Our hope is in the youth, whose minds are not enslaved to this inferior status." Historians agree what happened in Coleman's case was historically significant, occurring at a transitional point in American history when "separate but equal" was being defined, and before the later Civil Rights Movement of the 1960's. By this time, Coleman had left to Texas, as the case had garnered attention in the media and resulted in her receiving death threats.

== Medical career ==
Coleman initially wanted to practice medicine in Louisiana. After completing her internship in Coney Island, New York Coleman and her husband found themselves short of the funds needed to open a medical practice. Louisiana banks would not loan them money and Coleman refused to make her parents put up their homes as security for a loan.
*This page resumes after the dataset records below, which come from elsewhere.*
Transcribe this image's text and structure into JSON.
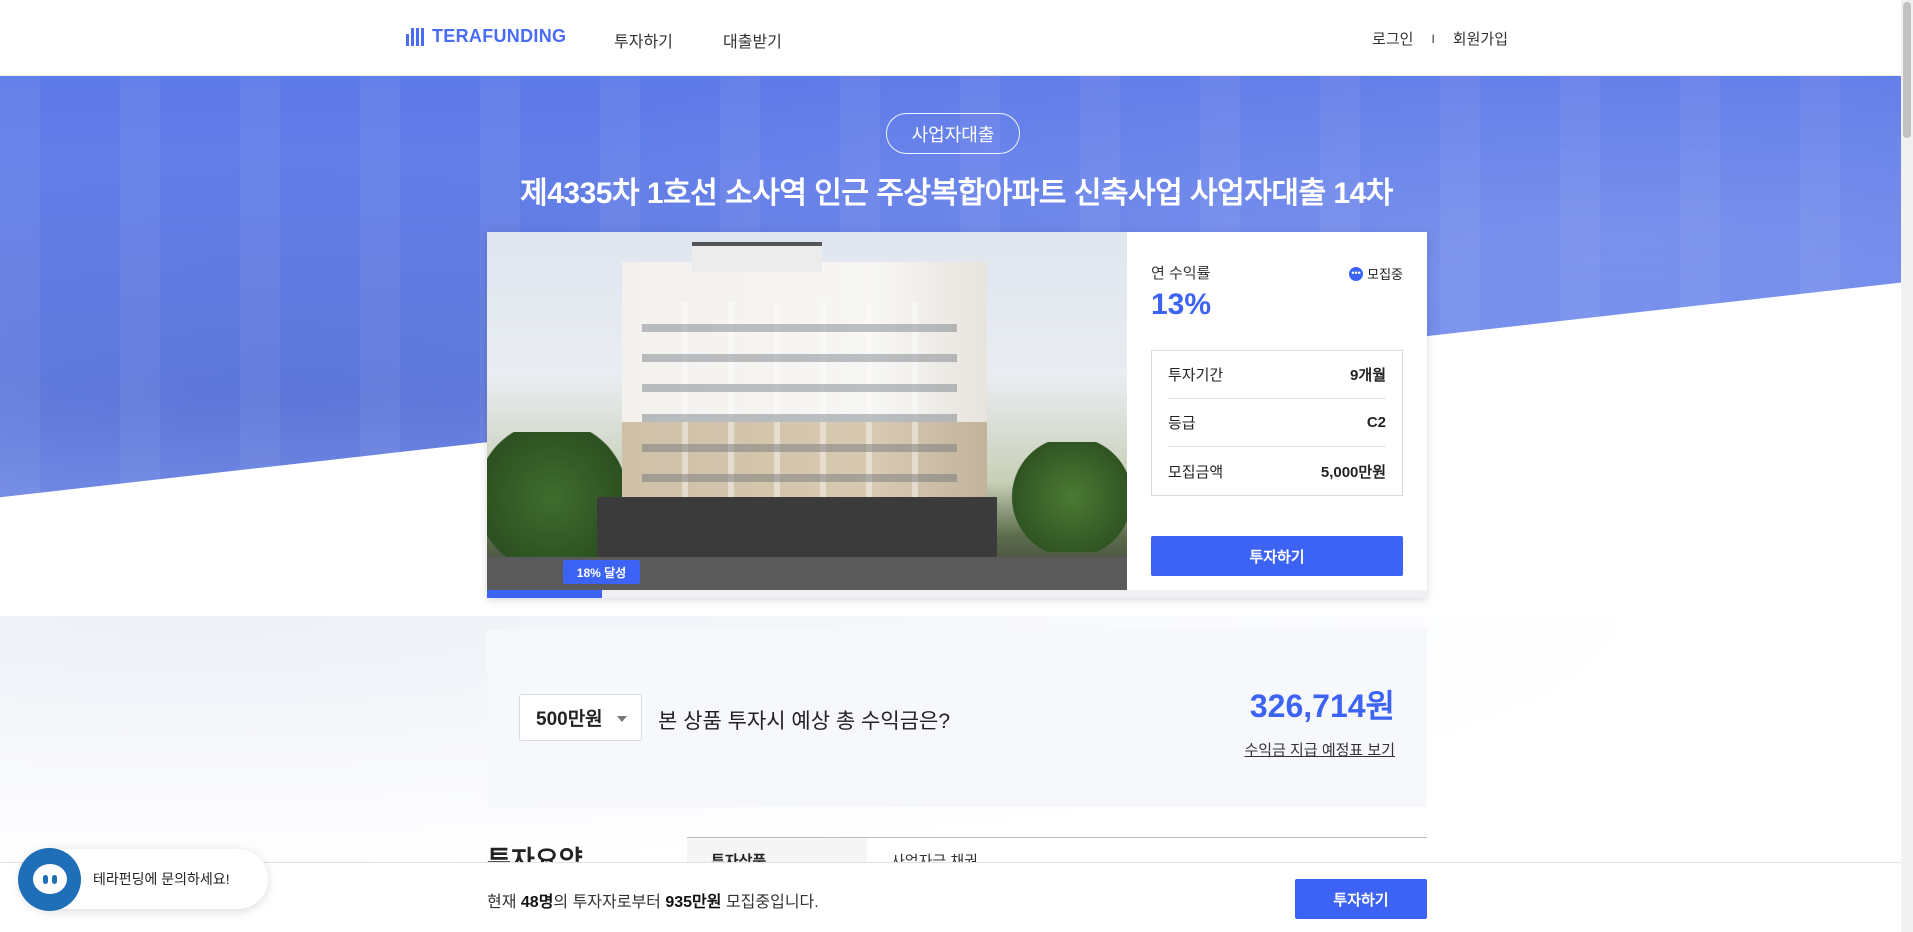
{
  "header": {
    "logo": "TERAFUNDING",
    "nav": [
      "투자하기",
      "대출받기"
    ],
    "login": "로그인",
    "separator": "I",
    "signup": "회원가입"
  },
  "hero": {
    "badge": "사업자대출",
    "title": "제4335차 1호선 소사역 인근 주상복합아파트 신축사업 사업자대출 14차"
  },
  "product": {
    "progress_label": "18% 달성",
    "progress_percent": 18,
    "rate_label": "연 수익률",
    "rate_value": "13%",
    "status": "모집중",
    "stats": [
      {
        "label": "투자기간",
        "value": "9개월"
      },
      {
        "label": "등급",
        "value": "C2"
      },
      {
        "label": "모집금액",
        "value": "5,000만원"
      }
    ],
    "invest_button": "투자하기"
  },
  "calculator": {
    "selected_amount": "500만원",
    "question": "본 상품 투자시 예상 총 수익금은?",
    "expected_return": "326,714원",
    "schedule_link": "수익금 지급 예정표 보기"
  },
  "summary": {
    "title": "투자요약",
    "rows": [
      {
        "key": "투자상품",
        "value": "사업자금 채권"
      }
    ]
  },
  "bottom_bar": {
    "prefix": "현재 ",
    "investors": "48명",
    "middle": "의 투자자로부터 ",
    "amount": "935만원",
    "suffix": " 모집중입니다.",
    "button": "투자하기"
  },
  "chat": {
    "text": "테라펀딩에 문의하세요!"
  },
  "colors": {
    "accent": "#3d63f4",
    "hero": "#5a7bea",
    "chat": "#1e6fb8"
  }
}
As a result, she began looking for work in Fort Worth, Texas. She was told that nearby Midland was building a hospital and were opening staff positions to black workers, which was unusual for the segregated South. Coleman submitted her credentials for Midland Memorial Hospital and was accepted immediately, and was also given a loan to start a private practice.

During her time at Midland Memorial Hospital, she integrated the cafeteria and hospital rooms, established a pre-natal clinic, was integral in establishing emergency and ambulance services and served as President of the Midland County Medical Society in 1975.

Coleman was a passionate advocate for equal education in Midland, which in the 1960s and '70s was segregated. She was a plaintiff in the 1975 court case Intervenors-appellants, v. Midland Independent School District, which "alleged that the Midland Independent School District (MISD) was maintaining separate schools for black and Mexican-American students at the elementary school level."

== Legacy ==
Coleman died on October 12, 2005, at her home in Midland at the age of 86. Coleman High School in Midland, Texas is named after her. Coleman never mentioned to her family what happened during the lawsuit against LSU. After her death, her sons found her letters documenting the experience and donated them to the University of Texas Permian Basin Library Archive in 2009. Coleman has received numerous awards and honors including the Jefferson Award from the American Institute of Public Service in 1992. Her granddaughter, Kathleen Green, has followed in her footsteps and is a practicing physician and assistant professor of obstetrics and gynecology at the University of Florida. A bust statue in honor of Coleman was unveiled at Midland Memorial Hospital in 2008.